See if this sounds familiar: You get an idea, you don’t write it down, but tell a couple of friends and then after some time, another fancy idea replaces the old one. This is the relationship most have with ideas and needless to say, ideas are just ideas; most come and go like seasons. But, ideas don’t have to fade into oblivion. Next time you get an idea, here’s how to materialise it.
Settle on one business idea
If you keep mulling over multiple ideas, chances are that none will see the wake of the day. Every idea that finally translates into something meaningful, requires sufficient time and dedication. That is why you need to settle on just one good idea and kick off. Take the one idea that you’re most passionate about, one that you think fills a certain gap in the market.
Validate your idea
Your idea remains worthless if you don’t test it with potential customers. Build a prototype or a minimum viable product then share this with your friends, relatives and any other accessible persons who you consider to be your target market. Measure your subject’s response: Are they excited to use the product? Does your product solve an existing problem, what are their comments? These are some of the benefits of market validation:
- Helps clarify your target market
- Clarifies existing gap in the market
- Reduces risks by eliminating unnecessary features
- Helps build a customer base
- Saves you money you’d have otherwise lost in trial and error
Create a financial model and plan the first phase
Now that you’ve done the market research, the next step is to figure out if your idea is financially viable.
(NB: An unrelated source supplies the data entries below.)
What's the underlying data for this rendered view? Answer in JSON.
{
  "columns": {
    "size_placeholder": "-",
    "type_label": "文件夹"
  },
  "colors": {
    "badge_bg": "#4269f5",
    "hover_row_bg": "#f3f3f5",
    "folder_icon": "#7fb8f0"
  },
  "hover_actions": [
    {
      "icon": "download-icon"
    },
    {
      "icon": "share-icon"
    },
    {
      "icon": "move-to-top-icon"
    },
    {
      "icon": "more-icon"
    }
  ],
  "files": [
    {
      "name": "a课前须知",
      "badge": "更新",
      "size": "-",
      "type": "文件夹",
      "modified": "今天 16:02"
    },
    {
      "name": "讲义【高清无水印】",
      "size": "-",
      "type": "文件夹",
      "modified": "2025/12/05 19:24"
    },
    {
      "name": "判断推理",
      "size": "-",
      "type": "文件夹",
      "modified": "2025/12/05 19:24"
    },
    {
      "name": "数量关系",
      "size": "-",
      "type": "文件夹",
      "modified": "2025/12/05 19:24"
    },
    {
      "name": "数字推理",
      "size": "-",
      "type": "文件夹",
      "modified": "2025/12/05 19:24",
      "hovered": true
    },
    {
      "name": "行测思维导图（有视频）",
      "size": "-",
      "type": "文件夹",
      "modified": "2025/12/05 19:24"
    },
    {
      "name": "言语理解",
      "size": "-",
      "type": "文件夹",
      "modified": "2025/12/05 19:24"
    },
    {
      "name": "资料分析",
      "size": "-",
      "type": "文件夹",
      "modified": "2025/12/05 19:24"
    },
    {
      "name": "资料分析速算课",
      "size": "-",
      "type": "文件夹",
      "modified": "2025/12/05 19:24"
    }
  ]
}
Financially viability means that the business will be profitable. Creating a bottom-up financial model that focuses on how your product is created, marketed and sold will give you an accurate figure on how much you need to start up.
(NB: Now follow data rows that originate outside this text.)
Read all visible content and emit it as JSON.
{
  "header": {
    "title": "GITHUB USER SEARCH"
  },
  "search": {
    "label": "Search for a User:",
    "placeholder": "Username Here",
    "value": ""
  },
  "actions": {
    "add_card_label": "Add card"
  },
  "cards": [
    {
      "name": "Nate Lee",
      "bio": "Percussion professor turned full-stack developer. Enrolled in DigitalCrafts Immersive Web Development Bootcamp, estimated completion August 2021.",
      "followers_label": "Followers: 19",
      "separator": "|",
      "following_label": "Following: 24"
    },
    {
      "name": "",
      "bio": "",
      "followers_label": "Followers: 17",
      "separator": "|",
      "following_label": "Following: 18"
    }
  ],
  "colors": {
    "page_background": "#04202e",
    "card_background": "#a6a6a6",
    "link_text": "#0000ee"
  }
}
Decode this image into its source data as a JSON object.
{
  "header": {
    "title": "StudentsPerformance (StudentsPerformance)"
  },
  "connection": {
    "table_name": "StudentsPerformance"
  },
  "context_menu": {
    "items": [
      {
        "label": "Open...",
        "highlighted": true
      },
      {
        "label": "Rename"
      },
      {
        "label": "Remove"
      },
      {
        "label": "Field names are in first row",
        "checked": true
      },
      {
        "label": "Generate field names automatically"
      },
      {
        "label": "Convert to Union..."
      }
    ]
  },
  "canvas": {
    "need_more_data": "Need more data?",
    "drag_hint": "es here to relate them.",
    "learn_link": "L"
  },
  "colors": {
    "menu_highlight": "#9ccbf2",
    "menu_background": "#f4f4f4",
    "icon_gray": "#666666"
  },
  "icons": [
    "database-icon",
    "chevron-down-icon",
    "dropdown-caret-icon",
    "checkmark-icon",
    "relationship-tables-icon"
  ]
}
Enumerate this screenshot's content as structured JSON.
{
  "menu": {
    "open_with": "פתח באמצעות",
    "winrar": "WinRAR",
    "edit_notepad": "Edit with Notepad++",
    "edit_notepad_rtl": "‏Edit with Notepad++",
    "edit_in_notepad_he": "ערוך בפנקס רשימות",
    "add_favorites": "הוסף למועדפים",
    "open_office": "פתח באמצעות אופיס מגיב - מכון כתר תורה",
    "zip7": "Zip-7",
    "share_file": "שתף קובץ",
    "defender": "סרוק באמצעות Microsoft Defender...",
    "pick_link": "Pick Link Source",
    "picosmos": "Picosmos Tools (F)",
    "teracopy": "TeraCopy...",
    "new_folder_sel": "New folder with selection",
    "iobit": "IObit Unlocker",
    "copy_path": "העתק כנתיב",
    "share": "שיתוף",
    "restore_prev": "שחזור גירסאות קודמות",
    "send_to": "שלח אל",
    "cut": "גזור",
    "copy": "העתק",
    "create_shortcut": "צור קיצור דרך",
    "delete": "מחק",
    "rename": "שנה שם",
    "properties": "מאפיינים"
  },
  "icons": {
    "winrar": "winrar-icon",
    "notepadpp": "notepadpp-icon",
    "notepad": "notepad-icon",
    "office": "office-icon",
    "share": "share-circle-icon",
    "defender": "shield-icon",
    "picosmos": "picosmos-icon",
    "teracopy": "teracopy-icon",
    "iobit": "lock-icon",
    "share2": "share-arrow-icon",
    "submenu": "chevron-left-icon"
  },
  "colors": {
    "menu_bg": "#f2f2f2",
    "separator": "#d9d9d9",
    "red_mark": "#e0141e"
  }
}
It’s also at this point that you should research on how SMEs finance their businesses. You may not have enough capital but this should not be a hindrance since there are various financing options available on the market.
For most people, coming up with ideas is never the problem. Turning those ideas into profitable ventures is where the difficulty lies. In order to turn great ideas into the tangible, valuable reality, you can’t skip the above-mentioned steps.